1. What Henriksen Amp do you play and what settings do you use?
I use the “Bud” amp on stage primarly in my “slack key” guitar concerts. I’m usually DI’d into the PA but I run a line from the DI to my Bud so that I have an independent monitor that I can rely on if the house monitors sound bad, which they usually do! I also use the Bud by itself for small gigs with the guitar in one channel and a mic in the other. My settings are usually pretty close to flat-I start with that and then adjust the low end a bit to suit the space.

2. What instruments do you play?
I’m using Taylor 514CE models with the ES2 pickup system. I also use one of these on tour with “Weird Al” Yankovic. I also play alate  30’s Rickenbacher lap steel a bit in my solo show, using a looper to record a guitar part and adding the steel on top.

On my recordings I also play bass and many other oddball guitars like a Martin tenor guitar, a Tacoma baritone guitar, a Deering 6 string banjo, a Moog guitar and a few different ukuleles including a Deering banjo uke!

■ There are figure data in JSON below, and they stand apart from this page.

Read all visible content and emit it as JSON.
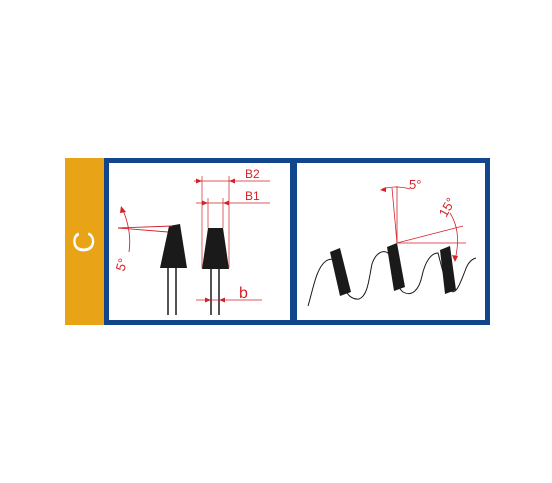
{
  "colors": {
    "orange": "#e8a317",
    "blue": "#12468c",
    "red": "#d2232a",
    "black": "#1a1a1a"
  },
  "tab": {
    "letter": "C"
  },
  "left_panel": {
    "label_b2": "B2",
    "label_b1": "B1",
    "label_b": "b",
    "label_angle": "5°"
  },
  "right_panel": {
    "label_angle_top": "5°",
    "label_angle_side": "15°"
  }
}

3. What styles of music do you play?
My solo project focus is Hawaiian “slack key” guitar which is played on a regular acoustic guitar. It’s an old style that began in Hawaii in the early 1800’s when guitars were first brought to Hawaii by Spanish vaqueros, imported to teach Hawaiians how to manage cattle. It’s actually older than the blues. In fact, in the early 1900’s small Hawaiian groups toured the US mainland including the deep south where blues players heard the intoxicating sound of Hawaiian “steel guitar”.  This lap style of playing  was invented by Joseph Kekuku who took an open-tuned slack key guitar and played it on his lap with a steel bar. These folks imitated the sound of steel guitar by using a bottleneck on the guitar strings which was a seminal part of the Delta Blues sound.

With Weird Al, I play everything from polka to metal!

4. What, if any, warm ups do you do before a gig?
With Al I don’t really warm up at all. It’s a long show so there’s plenty of time to get in the groove! For my slack key shows, I like to have my guitar backstage before I go on to warm up and maybe practice a few of the more difficult or less familiar pieces. I do like to do a few vocal warm ups when I can-that helps a lot!

5. What’s the most interesting (good or bad) gig you’ve ever played? Give us the details.
Well one of the first gigs I ever played with Weird Al was as the opening act for a puppet show! That was at Magic Mountain, north of LA. Another interesting gig was when I was flown first class to the Bahamas to back up Tia Carrere, who is a friend of mine. We had three days at the Atlantis resort all expenses paid, dinners and parties every night and we just had to play four songs. I need more of those gigs!

In my solo career I’ve played a lot of small concert venues and private events. I was once hired to play at a wedding by the bride’s parents, because they knew she loved slack key guitar. About six months later I was called to play at her memorial service, for the same reason. As sad as it was, it was quite a powerful and touching experience.

6. Whats the strangest thing you’ve ever eaten at a gig?
I was backing up my friend, Hawaiian slack key artist Makana at a show at Typhoon in Santa Monica. It’s a music venue and classy “pan-Asian” restaurant. After the show they gave us a table and let us have whatever we wanted. There was a section of the menu dedicated to edible insects. He had the scorpions on toast and I had the fried crickets. Yum!

7. What’s your favorite place to play (country, state, venue, anywhere)?
Well I do love going Down Under-Australia and especially New Zealand are favorites. That being said, I always love going to new places. Last fall the Mandatory Tour went to Europe and we played Sweden, Norway, Denmark, Ireland, Scotland, England, Amsterdam and Brussels.

*BONUS: If you could eat one Crayon from a box of 64 what color would it be?
If I HAD to eat one I guess I’d go for the one with the least added color-either white or black!